Monday, April 21, 2008

Patriot's Day and The Boston Marathon Debate

Today is Patriot's Day. If you live west of the Appalachian mountains you may be asking, 'What?' Courtesy of Wikipedia comes our definition:

Traditionally it was designated as April 19 in observance of the anniversary of the Battles of Lexington and Concord, the first battles of the American Revolutionary War. Since 1969, however, the holiday has been observed on the third Monday in April, providing a three-day long weekend. It is also a school holiday for many local colleges and universities, both public and private.

Patriot's Day is also the day the Boston Marathon is run. This year I have two female, younger cousins running. So it is an exciting day for the entire family. Although, I'm reasonably sure that I am the only person in my family watching it online and taping it; I'll watch the pre-game, the entire marathon and the post-game. I know...geek!

The cousins just finished; one re-qualified for Boston (at Boston) with a minute to spare and the other just missed by 1:15! Aw! We talked about their races and the qualifying times over the holidaze in December. One of my cousins (the younger one from a killer university level running program) feels the women's qualification times are too easy. (Yes, you read that correctly.) She believes that they will be lowered in the near future because of the great running going on in the world of women's marathoning. I'm not sure I agree with the "times are too easy" part, but at 26 years old, age hasn't caught up with her...yet, and she is an elite runner. My older cousin feels that they are just about right for the "old ladies" - since she is slightly younger than I am - what the hell does that make me? (He said pulling on a gray hair behind his ear. Its from work you know. I'm not getting old(er). De-Nile isn't only in Egypt.)

Not being a woman, I have no idea if these times are right or wrong. So I put a poll on the top of the blog to ask what you think. Is Krista right? I'm not sure. So we'll settle it here!

I can speak to the men's times. I think they are somewhere between about right to a little fast. I know to qualify as a "pup" (under 34 yrs old), that a man has to run 3:10:59 or better - that is 7:14/mile for 26.2 miles. Seems to be about right. What the Boston Athletic Association is saying is that you must be a pretty good runner to get into arguably one of the most prestigious running races in the world. Up to 35, you get another five minutes - 3:15:59 or 7:26/mile. Again...about right.

Let's look at the pros and the world record where we really see a difference.
Over the last 25 years the men's world marathon record has gone from roughly 2:09:00 to 2:04:26. A difference of 4:34. I have said or at least 10 years that someone will break 2 hours in a marathon in my lifetime. I think we are getting into that "mental block" zone just like the four minute mile. Nobody will do it for years and then everyone will do it; what I mean is going 1:59:59 for the marathon or 4:34/mile pace for 26.2 miles. Talk about puke! 2:04:26 is 4:44/mile, which is 1:11/quarter mile for 26.2 miles. Impressive - only because I don't know of a better adjective.
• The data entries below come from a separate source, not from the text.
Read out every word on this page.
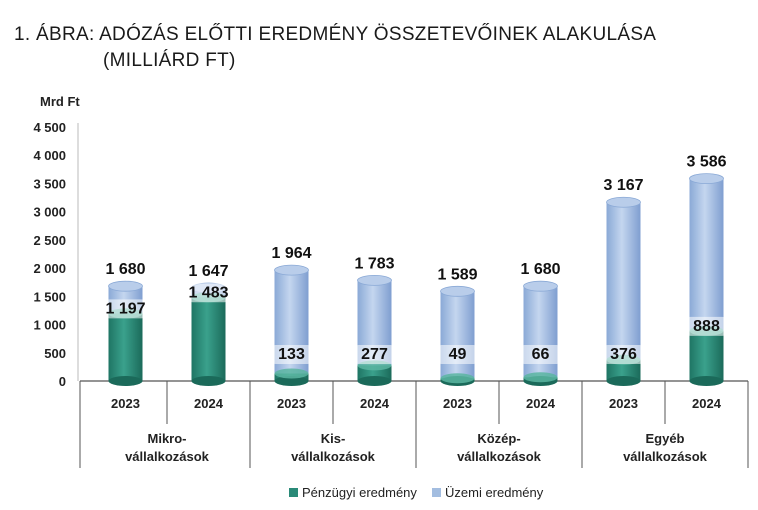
1. ÁBRA: ADÓZÁS ELŐTTI EREDMÉNY ÖSSZETEVŐINEK ALAKULÁSA
(MILLIÁRD FT)
Mrd Ft
0
500
1 000
1 500
2 000
2 500
3 000
3 500
4 000
4 500
1 680
1 197
2023
1 647
1 483
2024
1 964
133
2023
1 783
277
2024
1 589
49
2023
1 680
66
2024
3 167
376
2023
3 586
888
2024
Mikro-
vállalkozások
Kis-
vállalkozások
Közép-
vállalkozások
Egyéb
vállalkozások
Pénzügyi eredmény Üzemi eredmény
The women have had a much larger drop in the marathon world record over the same period of time. The world record has dropped from 2:27:00 to 2:12:25 which is 5:03/mile. That time drop is 12:25! My two cents on this; now days women are getting more of a chance to compete and train which has yielded these faster times. Remember, it wasn't too long ago when women had to bandit a marathon race because "medical professionals" thought that a woman would drop dead if they even tried to run a marathon. http://www.katherineswitzer.com/ Women are just starting to get to their potential and now many think women have an "advantage" running ultra marathons and Ironman races.
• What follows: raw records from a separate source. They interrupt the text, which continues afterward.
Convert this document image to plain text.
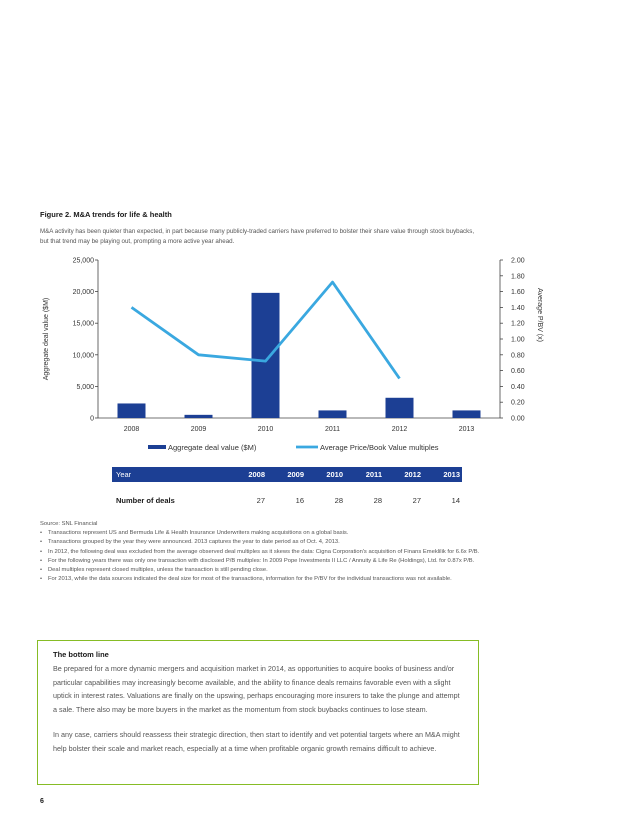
Figure 2. M&A trends for life & health
M&A activity has been quieter than expected, in part because many publicly-traded carriers have preferred to bolster their share value through stock buybacks, but that trend may be playing out, prompting a more active year ahead.
0
5,000
10,000
15,000
20,000
25,000
0.00
0.20
0.40
0.60
0.80
1.00
1.20
1.40
1.60
1.80
2.00
2008	2009	2010	2011	2012	2013
Aggregate deal value ($M)	Average P/BV (x)
Aggregate deal value ($M)	Average Price/Book Value multiples
Year	2008	2009	2010	2011	2012	2013
Number of deals	27	16	28	28	27	14
Source: SNL Financial
• Transactions represent US and Bermuda Life & Health Insurance Underwriters making acquisitions on a global basis.
• Transactions grouped by the year they were announced. 2013 captures the year to date period as of Oct. 4, 2013.
• In 2012, the following deal was excluded from the average observed deal multiples as it skews the data: Cigna Corporation's acquisition of Finans Emeklilik for 6.6x P/B.
• For the following years there was only one transaction with disclosed P/B multiples: In 2009 Pope Investments II LLC / Annuity & Life Re (Holdings), Ltd. for 0.87x P/B.
• Deal multiples represent closed multiples, unless the transaction is still pending close.
• For 2013, while the data sources indicated the deal size for most of the transactions, information for the P/BV for the individual transactions was not available.
The bottom line

Be prepared for a more dynamic mergers and acquisition market in 2014, as opportunities to acquire books of business and/or particular capabilities may increasingly become available, and the ability to finance deals remains favorable even with a slight uptick in interest rates. Valuations are finally on the upswing, perhaps encouraging more insurers to take the plunge and attempt a sale. There also may be more buyers in the market as the momentum from stock buybacks continues to lose steam.

In any case, carriers should reassess their strategic direction, then start to identify and vet potential targets where an M&A might help bolster their scale and market reach, especially at a time when profitable organic growth remains difficult to achieve.

6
What have I decided? Well, I say leave the times where they are for now. We are still coming out of a period of inequality for women's sports. We need to keep women involved in sports as we all age. Not necessarily for our own health and fitness, but for children and children to come. Kids these days are seeing mommy finish a marathon or an Ironman and that has to be good to see a parent plan, train and work hard to achieve a goal. I think this "rubs off" on the kids and is a lasting impression on "who" they are and what their family is all about.

This really puts people like Joanie, Paula (PNF), Natasha and other elite women's accomplishments into perspective doesn't it?